Germanwings tragedy was no accident
SEYNE-LES-ALPES, France - Only the co-pilot of Germanwings Flight 9525 was in the cockpit when the Airbus A320 slammed into a steep mountainside in the French Alps, a French prosecutor confirmed Thursday, saying he had "intentionally" crashed the aircraft.
French prosecutor Brice Robin said in Marseille on Thursday that the German co-pilot, Andreas Lubitz, requested control of the aircraft about 20 minutes into the flight. The pilot then left the cockpit, leaving the co-pilot in full control of the plane.
Lubitz manually and "intentionally" set the plane on the descent that drove it into the mountainside in the southern French Alps. It was the co-pilot's "intention to destroy this plane," Robin said.
The Airbus A320, on a flight from Barcelona to Duesseldorf, began to descend from cruising altitude after losing radio contact with ground control and slammed into the remote mountain on Tuesday morning, killing all 150 people on board.
In Washington, the State Department identified the third American who died in the crash as Robert Oliver. State Department spokesman Jeff Rathke told reporters that the department was reviewing its records to determine whether any other citizens were on the flight.
Asked if he considered the tragedy a suicide, Carsten Spohr, CEO of Germanwings' parent company Lufthansa, said Thursday that "if one person takes 149 people with him into death, it's another word, not suicide."
Robin confirmed a report by The New York Times that the pilot tried aggressively to get back into the cockpit, but was denied access.
The prosecutor said the pilot was heard pleading with the co-pilot over a telephone intercom system from the cabin for access, but that he got no answer from the co-pilot.
Eventually, according to The Times account, "you can hear he (pilot) is trying to smash the door down."
On the cockpit voice recorder, which reached French accident investigators on Wednesday morning, Robin said there is audio of the co-pilot breathing, and that breathing continues until the moment before impact.
"He (co-pilot) was alive until impact," said Robin.
In the German town of Montabaur, acquaintances said Lubitz was in his late twenties and showed no signs of depression when they saw him last fall as he renewed his glider pilot's license.
"He was happy he had the job with Germanwings and he was doing well," said a member of the glider club, Peter Ruecker, who watched him learn to fly. "He gave off a good feeling."
Lubitz had obtained his glider pilot's license as a teenager, and was accepted as a Lufthansa pilot trainee after finishing a tough German college preparatory school, Ruecker said. He described Lubitz as a "rather quiet" but friendly young man.
A U.S. law enforcement source told CBS News that Lubitz trained at an Arizona flight school from July until November of 2010, and was last in the U.S. in Oct. 2014 on a crew visa. He was licensed by the FAA to fly single-engine aircraft and gliders in the U.S., but it wasn't immediately clear whether he ever had.

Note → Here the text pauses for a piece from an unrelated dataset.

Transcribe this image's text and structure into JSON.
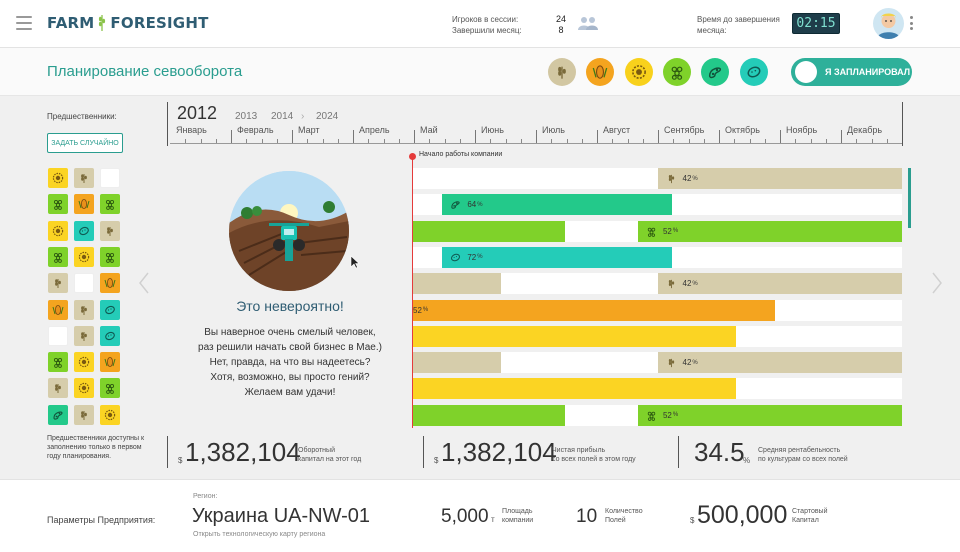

As CBS News correspondent Mark Phillips reported, the new information changes completely the nature of the crash from a suspected accident, into something far more sinister, and will spark a criminal investigation.
In yet another sad twist for all involved, CBS Radio News correspondent Elaine Cobbe reported that families of the crash victims were brought near to the site of the crash Thursday to mourn. Lubitz' family also was there, but were being kept apart from the other families.
A video produced by Airbus, maker of the A320 passenger jet used on the Germanwings flight, shows how the cockpit security system was designed in 2002, after the Sept. 11 terror attacks. It shows that flight crew members in the cabin can access the cockpit with an code to open the door, but it doesn't deal with the possibility of what would happen if one of the pilots deliberately tries to lock out the other.
On the Airbus, like virtually every other commercial passenger jet since 9/11, the pilot or whoever has control of the cockpit has the ultimate override power to prevent others from entering from the plane's cabin.
Phillips noted that the information from the cockpit voice recorder contradicts directly what the French air accident investigators had said. They acknowledged there were voices and sounds on the recorder, but investigator Remi Jouty said they could not yet determine when those conversations took place in the course of the flight.
CBS News aviation consultant Chesley "Sully" Sullenberger, a former pilot and air crash investigator, said Thursday on "CBS This Morning" that in the U.S., there are protocols in place which require there to be at least two members of the flight crew in the cabin at all times. If the pilot or co-pilot needs to leave for any reason, a member of the cabin crew will step into the cockpit in the interim, for example.
In Europe, there is no such requirement.
Sullenberger said commercial pilots are some of the most heavily scrutinized professionals in the world, but in the end, it is "very difficult to predict who is going to act in a very bizarre and harmful way."
Sullenberger added that, given the nature of the panic at the cockpit door, the 144 passengers on the jet would have known what was going on.
"It would have been a terrifying number of minutes," he said.